Something caught my eye; something in the water. The glint of sun had been glaring up mercilessly and it had suddenly been disturbed. I turned to look, but the brilliance had returned and blinded me. I must have shouted or grunted because the Chief turned in her seat and demanded, "What, sir?" while Brown slammed the brakes.

"Nothing," I said. "I just thought I saw something in the water."

"Floating?"

"No, swimming I think. It's gone now, I think." I tried to see it again, whatever it was. I pointed to where I had seen it.

"Was it a dog or cat?" Brown asked.

"I don't think so, it didn't seem the right shape."

"Maybe a rat?" the Private asked, but the Chief said that rats would have been noted on the houses, and none of them showed rats anywhere.

"It could have been a fish," the Chief said and I let the matter rest, but it wasn't a fish. If anything it had been dull, not shiny like the scales of fish, it may have been furry, or mossy, and it had to have been bigger than a rat, far larger.

We made it to the Convention Center without another incident, but I stayed as far inside the vehicle as I could while we traveled. The Center was a cacophony of activity. There were vehicles driving in and out, there were people everywhere, civilian and military. Fortunately or unfortunately the people we were sent there to find found us. I don't know how we would have known where they were in that disturbed ant-hill of a building, but as soon as we pulled inside there were people there waiting for us. They waved us to park near their vehicles.

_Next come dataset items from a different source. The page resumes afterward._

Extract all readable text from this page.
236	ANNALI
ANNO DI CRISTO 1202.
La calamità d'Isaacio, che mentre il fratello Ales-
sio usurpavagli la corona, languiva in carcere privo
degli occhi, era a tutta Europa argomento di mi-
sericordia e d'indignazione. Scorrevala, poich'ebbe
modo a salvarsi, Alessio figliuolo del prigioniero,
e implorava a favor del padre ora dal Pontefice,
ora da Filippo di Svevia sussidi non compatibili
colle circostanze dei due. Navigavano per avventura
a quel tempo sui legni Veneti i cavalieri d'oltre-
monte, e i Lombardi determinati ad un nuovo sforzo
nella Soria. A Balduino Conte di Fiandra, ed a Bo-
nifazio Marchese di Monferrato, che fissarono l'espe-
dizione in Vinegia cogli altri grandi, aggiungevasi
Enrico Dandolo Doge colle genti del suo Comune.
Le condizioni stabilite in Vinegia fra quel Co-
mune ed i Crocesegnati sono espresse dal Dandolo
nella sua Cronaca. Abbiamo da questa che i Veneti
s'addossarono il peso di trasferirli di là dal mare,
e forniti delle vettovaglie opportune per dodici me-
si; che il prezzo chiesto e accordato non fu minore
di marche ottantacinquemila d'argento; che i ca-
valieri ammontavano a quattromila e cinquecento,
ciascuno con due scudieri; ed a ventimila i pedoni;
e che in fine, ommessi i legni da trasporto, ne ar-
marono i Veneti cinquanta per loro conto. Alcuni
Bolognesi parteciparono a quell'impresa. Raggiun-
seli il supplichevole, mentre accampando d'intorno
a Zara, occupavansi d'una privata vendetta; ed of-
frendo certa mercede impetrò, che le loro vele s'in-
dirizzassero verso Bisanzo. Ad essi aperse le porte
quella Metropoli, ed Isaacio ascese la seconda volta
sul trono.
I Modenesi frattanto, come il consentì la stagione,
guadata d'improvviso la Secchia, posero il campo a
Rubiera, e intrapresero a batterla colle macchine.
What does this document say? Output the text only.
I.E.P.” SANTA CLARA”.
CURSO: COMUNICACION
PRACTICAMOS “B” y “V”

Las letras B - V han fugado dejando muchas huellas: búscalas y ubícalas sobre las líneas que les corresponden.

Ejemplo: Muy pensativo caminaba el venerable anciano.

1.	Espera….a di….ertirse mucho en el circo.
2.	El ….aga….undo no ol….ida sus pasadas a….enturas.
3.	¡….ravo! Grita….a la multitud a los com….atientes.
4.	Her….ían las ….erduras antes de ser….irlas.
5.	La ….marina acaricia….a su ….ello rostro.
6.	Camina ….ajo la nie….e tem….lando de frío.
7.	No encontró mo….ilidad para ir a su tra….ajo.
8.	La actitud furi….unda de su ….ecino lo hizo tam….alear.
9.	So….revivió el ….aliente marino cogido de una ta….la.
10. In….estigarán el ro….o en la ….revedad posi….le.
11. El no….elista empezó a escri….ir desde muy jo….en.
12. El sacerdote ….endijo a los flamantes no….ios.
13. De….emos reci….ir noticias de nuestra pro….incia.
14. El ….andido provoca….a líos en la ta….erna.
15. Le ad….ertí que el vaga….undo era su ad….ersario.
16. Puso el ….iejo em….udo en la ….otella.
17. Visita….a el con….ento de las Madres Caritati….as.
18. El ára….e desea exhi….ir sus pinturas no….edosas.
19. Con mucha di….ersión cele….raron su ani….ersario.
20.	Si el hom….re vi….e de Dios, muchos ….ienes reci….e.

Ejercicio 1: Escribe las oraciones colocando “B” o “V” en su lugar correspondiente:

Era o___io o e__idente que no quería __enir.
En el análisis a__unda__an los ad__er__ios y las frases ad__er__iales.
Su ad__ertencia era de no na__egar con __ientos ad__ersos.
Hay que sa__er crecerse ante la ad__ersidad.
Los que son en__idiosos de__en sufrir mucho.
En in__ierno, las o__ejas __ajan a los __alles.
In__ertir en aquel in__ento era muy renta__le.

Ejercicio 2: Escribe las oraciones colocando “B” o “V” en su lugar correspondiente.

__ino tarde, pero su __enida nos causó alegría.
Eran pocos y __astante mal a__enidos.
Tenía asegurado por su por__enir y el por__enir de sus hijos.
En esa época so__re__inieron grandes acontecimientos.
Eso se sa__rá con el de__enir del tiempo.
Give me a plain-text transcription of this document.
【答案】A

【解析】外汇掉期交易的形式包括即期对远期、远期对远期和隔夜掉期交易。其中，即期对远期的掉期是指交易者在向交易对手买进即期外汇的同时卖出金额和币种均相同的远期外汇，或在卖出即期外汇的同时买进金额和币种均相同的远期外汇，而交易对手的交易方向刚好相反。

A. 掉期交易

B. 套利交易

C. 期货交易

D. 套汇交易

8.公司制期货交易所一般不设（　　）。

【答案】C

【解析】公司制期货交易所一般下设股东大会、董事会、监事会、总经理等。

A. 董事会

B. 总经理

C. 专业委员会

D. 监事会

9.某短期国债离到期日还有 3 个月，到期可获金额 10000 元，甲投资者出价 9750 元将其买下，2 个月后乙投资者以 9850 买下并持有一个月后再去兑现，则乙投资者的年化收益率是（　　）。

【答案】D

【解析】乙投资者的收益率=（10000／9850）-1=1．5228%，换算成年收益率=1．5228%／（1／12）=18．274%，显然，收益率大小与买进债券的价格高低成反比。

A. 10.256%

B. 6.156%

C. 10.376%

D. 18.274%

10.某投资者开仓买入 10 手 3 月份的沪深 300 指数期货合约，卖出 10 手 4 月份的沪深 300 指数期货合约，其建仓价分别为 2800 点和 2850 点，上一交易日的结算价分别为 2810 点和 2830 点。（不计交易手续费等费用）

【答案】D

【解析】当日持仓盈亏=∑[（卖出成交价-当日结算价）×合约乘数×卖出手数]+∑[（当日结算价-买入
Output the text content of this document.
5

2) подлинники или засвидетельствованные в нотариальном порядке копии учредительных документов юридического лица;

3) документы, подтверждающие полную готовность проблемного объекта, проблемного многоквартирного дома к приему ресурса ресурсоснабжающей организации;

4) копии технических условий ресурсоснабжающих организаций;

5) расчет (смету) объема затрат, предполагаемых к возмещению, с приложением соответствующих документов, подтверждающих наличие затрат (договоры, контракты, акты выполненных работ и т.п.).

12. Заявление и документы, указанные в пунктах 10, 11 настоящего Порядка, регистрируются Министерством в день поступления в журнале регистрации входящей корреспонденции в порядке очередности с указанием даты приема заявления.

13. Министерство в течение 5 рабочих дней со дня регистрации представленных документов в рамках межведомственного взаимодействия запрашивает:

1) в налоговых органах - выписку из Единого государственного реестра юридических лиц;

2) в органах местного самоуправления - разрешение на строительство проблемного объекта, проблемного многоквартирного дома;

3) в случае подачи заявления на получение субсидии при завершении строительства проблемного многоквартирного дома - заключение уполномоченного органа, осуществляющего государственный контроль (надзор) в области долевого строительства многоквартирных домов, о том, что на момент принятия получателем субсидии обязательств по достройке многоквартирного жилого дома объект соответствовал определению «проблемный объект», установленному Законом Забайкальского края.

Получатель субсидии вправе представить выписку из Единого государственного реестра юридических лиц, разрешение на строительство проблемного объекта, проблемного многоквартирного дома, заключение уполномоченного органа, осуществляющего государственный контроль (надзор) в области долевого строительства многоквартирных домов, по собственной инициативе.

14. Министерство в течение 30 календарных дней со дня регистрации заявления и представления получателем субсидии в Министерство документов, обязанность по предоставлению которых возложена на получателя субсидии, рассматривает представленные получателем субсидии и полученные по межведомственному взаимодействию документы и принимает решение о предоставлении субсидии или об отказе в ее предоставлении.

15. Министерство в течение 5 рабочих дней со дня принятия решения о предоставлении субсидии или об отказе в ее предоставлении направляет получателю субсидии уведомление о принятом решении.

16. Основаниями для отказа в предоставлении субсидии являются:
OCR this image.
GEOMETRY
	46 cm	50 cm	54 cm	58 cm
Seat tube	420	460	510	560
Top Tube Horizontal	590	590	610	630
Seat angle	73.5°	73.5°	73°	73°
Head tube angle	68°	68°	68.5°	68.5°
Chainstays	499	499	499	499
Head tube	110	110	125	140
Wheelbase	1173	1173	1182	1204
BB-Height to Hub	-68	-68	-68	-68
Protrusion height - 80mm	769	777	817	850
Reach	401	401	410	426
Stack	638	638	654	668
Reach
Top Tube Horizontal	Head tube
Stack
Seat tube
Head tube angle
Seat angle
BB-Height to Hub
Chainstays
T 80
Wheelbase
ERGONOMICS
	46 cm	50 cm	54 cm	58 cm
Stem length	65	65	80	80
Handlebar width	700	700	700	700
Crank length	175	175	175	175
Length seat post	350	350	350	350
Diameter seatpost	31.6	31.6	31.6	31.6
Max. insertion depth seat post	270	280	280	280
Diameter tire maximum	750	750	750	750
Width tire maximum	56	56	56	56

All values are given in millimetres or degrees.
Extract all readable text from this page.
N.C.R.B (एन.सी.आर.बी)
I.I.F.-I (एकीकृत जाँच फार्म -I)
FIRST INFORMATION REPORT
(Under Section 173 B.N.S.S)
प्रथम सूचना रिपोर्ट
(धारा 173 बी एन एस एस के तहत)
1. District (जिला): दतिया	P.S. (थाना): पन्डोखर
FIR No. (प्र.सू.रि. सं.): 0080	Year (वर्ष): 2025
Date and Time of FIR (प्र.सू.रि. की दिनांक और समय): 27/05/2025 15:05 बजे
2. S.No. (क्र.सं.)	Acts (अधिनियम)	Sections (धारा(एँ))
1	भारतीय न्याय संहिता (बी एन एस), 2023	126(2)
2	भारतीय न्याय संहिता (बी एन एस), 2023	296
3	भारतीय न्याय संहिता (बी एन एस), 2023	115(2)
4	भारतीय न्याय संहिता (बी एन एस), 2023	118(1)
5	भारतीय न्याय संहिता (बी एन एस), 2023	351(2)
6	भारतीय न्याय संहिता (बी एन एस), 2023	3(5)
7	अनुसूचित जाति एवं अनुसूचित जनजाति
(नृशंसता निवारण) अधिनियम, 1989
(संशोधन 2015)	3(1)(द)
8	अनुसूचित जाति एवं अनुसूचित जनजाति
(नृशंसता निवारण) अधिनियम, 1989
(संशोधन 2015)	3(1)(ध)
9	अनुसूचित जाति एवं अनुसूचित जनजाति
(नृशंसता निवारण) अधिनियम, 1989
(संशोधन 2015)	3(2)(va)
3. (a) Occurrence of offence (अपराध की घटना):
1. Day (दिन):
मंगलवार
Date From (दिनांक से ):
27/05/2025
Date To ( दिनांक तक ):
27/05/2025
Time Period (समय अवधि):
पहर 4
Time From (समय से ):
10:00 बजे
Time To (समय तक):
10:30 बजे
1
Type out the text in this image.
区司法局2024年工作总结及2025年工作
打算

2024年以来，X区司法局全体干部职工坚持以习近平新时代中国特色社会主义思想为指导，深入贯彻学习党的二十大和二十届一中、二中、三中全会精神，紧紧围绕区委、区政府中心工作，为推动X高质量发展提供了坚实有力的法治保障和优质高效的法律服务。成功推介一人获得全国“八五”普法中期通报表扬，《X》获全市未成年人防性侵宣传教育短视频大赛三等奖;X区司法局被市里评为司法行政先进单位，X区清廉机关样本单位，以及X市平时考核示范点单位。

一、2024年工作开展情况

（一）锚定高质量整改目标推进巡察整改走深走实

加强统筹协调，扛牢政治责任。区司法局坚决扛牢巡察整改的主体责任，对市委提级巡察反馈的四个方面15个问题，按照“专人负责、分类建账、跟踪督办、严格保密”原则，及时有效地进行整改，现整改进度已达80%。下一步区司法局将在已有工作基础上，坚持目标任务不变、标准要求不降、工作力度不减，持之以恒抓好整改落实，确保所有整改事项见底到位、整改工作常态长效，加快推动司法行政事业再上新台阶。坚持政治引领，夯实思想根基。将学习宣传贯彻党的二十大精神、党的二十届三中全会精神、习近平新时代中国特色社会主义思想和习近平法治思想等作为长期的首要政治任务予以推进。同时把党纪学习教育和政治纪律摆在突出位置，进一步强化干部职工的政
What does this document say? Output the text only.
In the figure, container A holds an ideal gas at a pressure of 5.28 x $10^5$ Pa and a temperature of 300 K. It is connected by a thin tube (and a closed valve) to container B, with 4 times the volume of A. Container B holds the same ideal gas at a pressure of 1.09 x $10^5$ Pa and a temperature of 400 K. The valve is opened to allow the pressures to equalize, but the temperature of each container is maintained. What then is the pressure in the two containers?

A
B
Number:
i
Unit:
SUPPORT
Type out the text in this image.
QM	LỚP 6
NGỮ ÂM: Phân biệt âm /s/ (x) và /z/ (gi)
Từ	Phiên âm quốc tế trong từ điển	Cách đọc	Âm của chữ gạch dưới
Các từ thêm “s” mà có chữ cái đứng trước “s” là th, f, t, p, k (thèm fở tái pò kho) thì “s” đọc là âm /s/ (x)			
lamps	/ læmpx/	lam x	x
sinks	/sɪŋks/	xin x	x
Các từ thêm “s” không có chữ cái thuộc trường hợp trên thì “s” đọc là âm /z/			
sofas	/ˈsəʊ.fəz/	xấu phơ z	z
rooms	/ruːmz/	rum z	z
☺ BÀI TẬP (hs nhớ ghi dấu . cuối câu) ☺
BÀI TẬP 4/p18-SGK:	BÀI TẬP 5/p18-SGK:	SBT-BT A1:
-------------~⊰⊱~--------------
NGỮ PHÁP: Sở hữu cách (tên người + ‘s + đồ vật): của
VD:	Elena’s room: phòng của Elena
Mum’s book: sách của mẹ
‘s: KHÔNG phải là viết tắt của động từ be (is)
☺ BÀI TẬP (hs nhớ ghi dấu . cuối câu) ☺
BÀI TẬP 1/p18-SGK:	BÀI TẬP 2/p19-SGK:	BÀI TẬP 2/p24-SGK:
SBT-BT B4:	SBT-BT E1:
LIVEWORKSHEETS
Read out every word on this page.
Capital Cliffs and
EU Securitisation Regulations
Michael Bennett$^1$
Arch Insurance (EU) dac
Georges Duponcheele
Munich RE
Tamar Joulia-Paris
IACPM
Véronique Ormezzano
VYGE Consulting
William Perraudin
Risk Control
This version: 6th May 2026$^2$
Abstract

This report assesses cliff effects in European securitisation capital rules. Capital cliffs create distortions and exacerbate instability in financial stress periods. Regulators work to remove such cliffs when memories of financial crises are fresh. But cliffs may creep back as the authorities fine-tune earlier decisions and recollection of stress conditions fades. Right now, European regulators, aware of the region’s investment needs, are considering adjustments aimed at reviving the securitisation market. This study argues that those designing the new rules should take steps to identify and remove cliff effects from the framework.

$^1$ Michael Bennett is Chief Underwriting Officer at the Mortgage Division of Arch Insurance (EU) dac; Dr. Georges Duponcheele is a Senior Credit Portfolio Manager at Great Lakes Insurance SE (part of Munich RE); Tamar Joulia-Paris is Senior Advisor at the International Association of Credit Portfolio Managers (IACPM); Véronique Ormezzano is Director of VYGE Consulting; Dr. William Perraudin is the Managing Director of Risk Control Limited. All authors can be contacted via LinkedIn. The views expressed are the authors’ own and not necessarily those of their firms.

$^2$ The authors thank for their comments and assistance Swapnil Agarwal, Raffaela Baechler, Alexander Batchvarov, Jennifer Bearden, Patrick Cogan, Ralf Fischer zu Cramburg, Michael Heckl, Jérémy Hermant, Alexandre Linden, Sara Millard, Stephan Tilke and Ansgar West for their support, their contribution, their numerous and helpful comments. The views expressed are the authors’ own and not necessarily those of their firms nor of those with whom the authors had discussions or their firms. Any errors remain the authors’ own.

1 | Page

The Chief never needed to get out of our vehicle. She discussed some thing with the Sergeant who found us and gave him the package we were to deliver. He complained to her about thing, and she to him. I could tell that they didn't get along, but mostly I could tell that the Chief was annoyed at the delay. The Sergeant was the sort of man who could drag out a simple answer or question for several minutes and Chief Mac felt that she had no sort of time for that.

I looked at my watch when we entered the building. I was preoccupied trying to think of what I could have seen in the waters outside. I glanced at my watch again and saw that far less time had passed than I had expected. I chalked it up to boredom and the reassured feeling I was having of being high and dry in a solid building. Finally when the Chief managed to break off the conversation and waved PFC Brown to move out again I glanced down at my watch again. I would have sworn only moments had past, but it had been well over an hour.

Now I was anxious. I jumped out of the vehicle to provide a ground guide through the building's parking garage and back out onto the street. As soon as we had passed the doors I jumped back in. I knew the Chief was determined to find her second warehouse, but now I wondered if we would get back before nightfall. There was something very wrong about the day and the waters still slithering through the half flooded streets.